This repository serves as a submission for Udacity data engineer nanodegree.
A startup called Sparkify wants to analyze the data they've been collecting on songs and user activity on their new music streaming app. The analytics team is particularly interested in understanding what songs users are listening to. Currently, they don't have an easy way to query their data, which resides in a directory of JSON logs on user activity on the app, as well as a directory with JSON metadata on the songs in their app.
This section describes how to get use this repositrory.
Database setup To run this project you will need connectivity to a postgreSQL database with below details.
dbname=studentdb
user=student
password=student
Python environemnt setup
pip install -r requirements.txt
Initialize the database
python create_tables.py
Run the ETL pipeline
python etl.py
\data --> holds the sample data for the project
\create_tables.py --> script to create the database and tables
\etl.py --> script which runs the etl pipeline
\sql_queries.py --> contains SQL queries run throughout the project
\etl.ipynb --> jupyter notebook that includes experimenting for the etl.py script
\test.ipynb --> jupyter notebook that includes sanity tests for the database
The goal of the project is to run efficient queries on song playing analytics which is mainly sotred in the songplays table (fact table). One extreme would be to just have one table and include all the information about users, songs and artists in the same table. However in order to be conservative with space this project normalizes the data into seperate songs, users and artists tables (dim tables). This allows us to keep seperate lists (tables) of those entities and gets rid of a lot of data duplication.

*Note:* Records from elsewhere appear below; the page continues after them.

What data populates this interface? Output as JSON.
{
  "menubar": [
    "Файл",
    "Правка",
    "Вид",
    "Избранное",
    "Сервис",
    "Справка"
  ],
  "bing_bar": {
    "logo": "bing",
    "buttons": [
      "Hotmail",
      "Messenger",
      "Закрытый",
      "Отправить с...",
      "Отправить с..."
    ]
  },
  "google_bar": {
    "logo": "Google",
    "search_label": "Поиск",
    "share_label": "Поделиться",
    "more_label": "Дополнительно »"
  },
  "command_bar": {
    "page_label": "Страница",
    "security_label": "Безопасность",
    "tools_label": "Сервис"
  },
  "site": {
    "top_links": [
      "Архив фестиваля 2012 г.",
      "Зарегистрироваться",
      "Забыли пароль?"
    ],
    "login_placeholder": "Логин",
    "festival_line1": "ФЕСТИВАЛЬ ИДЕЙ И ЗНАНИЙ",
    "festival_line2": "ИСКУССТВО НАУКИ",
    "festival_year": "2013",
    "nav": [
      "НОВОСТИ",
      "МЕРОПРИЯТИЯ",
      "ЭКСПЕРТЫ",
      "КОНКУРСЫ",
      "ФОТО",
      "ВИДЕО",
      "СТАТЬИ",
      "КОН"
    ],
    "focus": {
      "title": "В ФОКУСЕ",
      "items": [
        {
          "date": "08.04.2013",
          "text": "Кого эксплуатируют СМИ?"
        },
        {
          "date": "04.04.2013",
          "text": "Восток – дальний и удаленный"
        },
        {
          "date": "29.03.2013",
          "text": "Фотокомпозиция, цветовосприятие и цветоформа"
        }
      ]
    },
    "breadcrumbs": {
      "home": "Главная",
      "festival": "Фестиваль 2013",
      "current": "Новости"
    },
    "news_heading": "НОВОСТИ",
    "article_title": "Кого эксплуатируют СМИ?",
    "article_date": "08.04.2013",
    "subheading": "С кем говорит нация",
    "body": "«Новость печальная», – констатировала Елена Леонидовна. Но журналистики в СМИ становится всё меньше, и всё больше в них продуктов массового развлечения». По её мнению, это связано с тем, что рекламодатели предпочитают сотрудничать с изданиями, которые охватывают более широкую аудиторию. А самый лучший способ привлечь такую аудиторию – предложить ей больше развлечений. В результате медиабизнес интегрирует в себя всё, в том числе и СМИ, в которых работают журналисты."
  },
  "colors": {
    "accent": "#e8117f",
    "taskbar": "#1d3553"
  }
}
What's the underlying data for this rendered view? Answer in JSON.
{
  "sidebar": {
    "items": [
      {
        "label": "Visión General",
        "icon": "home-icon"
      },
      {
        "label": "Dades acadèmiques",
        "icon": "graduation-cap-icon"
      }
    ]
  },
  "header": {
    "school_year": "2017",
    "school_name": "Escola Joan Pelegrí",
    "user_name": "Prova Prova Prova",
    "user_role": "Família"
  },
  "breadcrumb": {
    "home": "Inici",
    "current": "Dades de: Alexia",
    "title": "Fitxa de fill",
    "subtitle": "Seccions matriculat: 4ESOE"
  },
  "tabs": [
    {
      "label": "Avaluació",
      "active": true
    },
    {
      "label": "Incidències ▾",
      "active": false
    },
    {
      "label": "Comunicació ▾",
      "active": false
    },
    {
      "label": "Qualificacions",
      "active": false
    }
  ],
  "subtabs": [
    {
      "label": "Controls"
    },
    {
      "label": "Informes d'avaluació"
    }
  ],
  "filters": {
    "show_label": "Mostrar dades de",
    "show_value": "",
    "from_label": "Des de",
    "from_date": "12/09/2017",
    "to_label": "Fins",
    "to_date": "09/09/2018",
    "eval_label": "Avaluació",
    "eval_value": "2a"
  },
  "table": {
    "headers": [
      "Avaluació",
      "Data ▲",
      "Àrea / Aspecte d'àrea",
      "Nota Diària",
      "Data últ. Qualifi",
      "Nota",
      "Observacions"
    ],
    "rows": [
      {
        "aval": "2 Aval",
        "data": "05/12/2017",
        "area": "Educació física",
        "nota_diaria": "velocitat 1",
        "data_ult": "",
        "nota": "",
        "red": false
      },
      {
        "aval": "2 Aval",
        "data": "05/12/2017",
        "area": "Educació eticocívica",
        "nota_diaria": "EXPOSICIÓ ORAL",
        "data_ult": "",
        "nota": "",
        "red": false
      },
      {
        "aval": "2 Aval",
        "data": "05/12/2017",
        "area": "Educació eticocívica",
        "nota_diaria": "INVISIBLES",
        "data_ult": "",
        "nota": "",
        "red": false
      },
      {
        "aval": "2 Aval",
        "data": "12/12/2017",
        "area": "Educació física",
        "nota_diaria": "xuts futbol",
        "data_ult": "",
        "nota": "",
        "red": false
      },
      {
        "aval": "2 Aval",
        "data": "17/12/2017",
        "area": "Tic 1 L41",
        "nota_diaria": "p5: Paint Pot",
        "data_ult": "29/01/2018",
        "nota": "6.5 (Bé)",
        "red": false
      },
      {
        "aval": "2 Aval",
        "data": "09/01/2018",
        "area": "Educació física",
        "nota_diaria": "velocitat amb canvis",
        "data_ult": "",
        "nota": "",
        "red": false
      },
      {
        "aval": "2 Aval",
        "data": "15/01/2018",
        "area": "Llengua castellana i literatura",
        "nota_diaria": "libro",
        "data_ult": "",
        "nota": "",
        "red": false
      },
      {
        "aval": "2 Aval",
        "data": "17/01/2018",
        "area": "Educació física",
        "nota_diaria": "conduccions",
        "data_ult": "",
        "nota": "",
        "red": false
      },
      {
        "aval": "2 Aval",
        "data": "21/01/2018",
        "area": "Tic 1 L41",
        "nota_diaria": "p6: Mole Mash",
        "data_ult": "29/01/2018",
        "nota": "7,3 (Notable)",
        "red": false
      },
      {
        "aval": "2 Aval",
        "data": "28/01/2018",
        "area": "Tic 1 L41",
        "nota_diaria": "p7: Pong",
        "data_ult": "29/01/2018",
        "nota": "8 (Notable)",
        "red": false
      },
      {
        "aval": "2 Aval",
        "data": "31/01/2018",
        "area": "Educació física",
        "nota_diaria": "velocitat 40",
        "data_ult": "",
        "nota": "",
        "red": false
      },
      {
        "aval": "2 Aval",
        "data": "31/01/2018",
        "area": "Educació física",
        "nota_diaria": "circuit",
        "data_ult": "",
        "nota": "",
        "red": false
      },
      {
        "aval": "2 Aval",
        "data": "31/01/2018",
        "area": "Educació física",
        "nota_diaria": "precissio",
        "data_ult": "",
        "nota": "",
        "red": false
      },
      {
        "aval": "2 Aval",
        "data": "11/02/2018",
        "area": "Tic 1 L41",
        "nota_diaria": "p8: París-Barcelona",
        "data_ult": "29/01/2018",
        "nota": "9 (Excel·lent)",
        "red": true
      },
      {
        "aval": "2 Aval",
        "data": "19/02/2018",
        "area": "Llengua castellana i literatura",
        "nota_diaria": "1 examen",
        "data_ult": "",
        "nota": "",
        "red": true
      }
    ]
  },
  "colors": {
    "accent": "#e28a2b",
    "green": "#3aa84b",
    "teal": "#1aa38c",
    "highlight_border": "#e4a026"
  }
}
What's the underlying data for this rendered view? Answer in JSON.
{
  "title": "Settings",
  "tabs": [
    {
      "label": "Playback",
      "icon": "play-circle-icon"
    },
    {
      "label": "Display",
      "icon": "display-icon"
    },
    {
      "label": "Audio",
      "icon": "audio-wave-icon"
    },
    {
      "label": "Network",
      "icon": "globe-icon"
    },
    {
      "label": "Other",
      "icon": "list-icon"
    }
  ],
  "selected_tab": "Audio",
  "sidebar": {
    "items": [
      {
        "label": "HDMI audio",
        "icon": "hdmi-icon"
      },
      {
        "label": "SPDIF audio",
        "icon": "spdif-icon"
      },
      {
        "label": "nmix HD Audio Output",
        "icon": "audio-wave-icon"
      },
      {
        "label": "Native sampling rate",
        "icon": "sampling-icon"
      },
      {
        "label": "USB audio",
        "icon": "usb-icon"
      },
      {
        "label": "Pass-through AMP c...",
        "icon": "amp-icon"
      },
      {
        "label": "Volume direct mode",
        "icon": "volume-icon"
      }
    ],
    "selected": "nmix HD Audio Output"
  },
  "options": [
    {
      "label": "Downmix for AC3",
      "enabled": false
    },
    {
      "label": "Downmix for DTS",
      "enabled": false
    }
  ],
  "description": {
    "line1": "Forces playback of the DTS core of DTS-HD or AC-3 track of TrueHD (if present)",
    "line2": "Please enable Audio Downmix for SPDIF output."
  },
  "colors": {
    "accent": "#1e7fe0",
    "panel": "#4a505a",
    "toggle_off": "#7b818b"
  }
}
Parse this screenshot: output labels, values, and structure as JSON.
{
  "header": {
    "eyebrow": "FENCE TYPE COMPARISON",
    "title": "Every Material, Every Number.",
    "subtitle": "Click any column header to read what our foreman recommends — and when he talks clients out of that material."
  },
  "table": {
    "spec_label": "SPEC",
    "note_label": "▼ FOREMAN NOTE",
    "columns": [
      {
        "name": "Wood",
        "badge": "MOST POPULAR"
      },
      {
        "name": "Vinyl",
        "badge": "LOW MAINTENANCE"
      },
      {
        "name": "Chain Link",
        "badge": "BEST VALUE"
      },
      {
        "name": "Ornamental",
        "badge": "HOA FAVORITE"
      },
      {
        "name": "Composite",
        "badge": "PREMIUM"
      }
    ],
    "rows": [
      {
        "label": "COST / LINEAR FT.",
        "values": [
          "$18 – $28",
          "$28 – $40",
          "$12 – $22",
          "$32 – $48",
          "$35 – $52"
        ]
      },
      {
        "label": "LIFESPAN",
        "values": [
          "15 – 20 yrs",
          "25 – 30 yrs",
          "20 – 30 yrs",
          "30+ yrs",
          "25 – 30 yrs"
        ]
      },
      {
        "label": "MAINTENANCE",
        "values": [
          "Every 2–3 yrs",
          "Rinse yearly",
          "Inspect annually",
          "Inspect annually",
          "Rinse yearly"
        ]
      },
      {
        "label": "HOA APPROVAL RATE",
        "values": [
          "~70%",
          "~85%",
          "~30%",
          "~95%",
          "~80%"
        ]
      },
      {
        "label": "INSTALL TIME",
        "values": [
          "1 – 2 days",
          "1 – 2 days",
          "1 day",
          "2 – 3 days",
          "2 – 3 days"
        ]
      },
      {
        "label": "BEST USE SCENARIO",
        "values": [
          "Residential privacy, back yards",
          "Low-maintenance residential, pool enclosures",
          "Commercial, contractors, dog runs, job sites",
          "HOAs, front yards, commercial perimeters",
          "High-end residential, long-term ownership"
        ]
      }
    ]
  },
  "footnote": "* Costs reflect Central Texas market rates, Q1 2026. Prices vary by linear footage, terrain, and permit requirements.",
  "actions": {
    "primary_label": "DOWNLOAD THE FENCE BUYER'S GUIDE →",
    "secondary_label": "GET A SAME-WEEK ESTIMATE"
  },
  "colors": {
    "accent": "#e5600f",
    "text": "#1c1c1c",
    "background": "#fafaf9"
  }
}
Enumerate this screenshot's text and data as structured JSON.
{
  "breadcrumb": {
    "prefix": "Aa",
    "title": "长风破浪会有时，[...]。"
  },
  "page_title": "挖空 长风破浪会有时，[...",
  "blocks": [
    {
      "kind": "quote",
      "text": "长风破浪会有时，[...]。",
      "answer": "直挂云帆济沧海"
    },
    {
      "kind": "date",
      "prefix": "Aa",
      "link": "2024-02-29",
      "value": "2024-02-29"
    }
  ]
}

Additionally we could build extra indexes on the tables depending on the kind of queries we want to run in the future.
The etl read the data from JSON files, applies light transformations and writes it inot the postgres DB.
Which are the top 10 locations from where the users are accesing the app from.
SELECT location, COUNT(*) FROM songplays GROUP BY location ORDER BY COUNT(*) DESC LIMIT 10;
Inspect the app activity by day of the week and hour of day. This can be visualised in a heatmap.
SELECT t.weekday, t.hour, COUNT(*) FROM songplays sp JOIN time t ON sp.start_time = t.start_time GROUP BY t.weekday, t.hour ORDER BY t.weekday, t.hour;
login to psql with {postgres} user
# linux
sudo -u {postgres} psql
# windows
psql -U postgres
PSQL commands
\conninfo # connection info
\l # list all databases
\dt # list all relations
\du # list all users
CREATE USER <username> WITH PASSWORD '<password>';
CREATE DATABASE <name> WITH OWNER <username>;
GRANT ALL PRIVILEGES ON DATABASE db_name to user_name;
ALTER USER username CREATEDB; # grant user privilege to create dbs
reinstall pgsql DB
# linux
sudo yum remove postgresql11-server
sudo rm -rf /var/lib/pgsql/11/data
sudo /usr/pgsql-11/bin/postgresql-11-setup initdb
sudo systemctl start postgresql-11
sudo systemctl enable postgresql-11
sudo systemctl restart postgresql-11 # restart service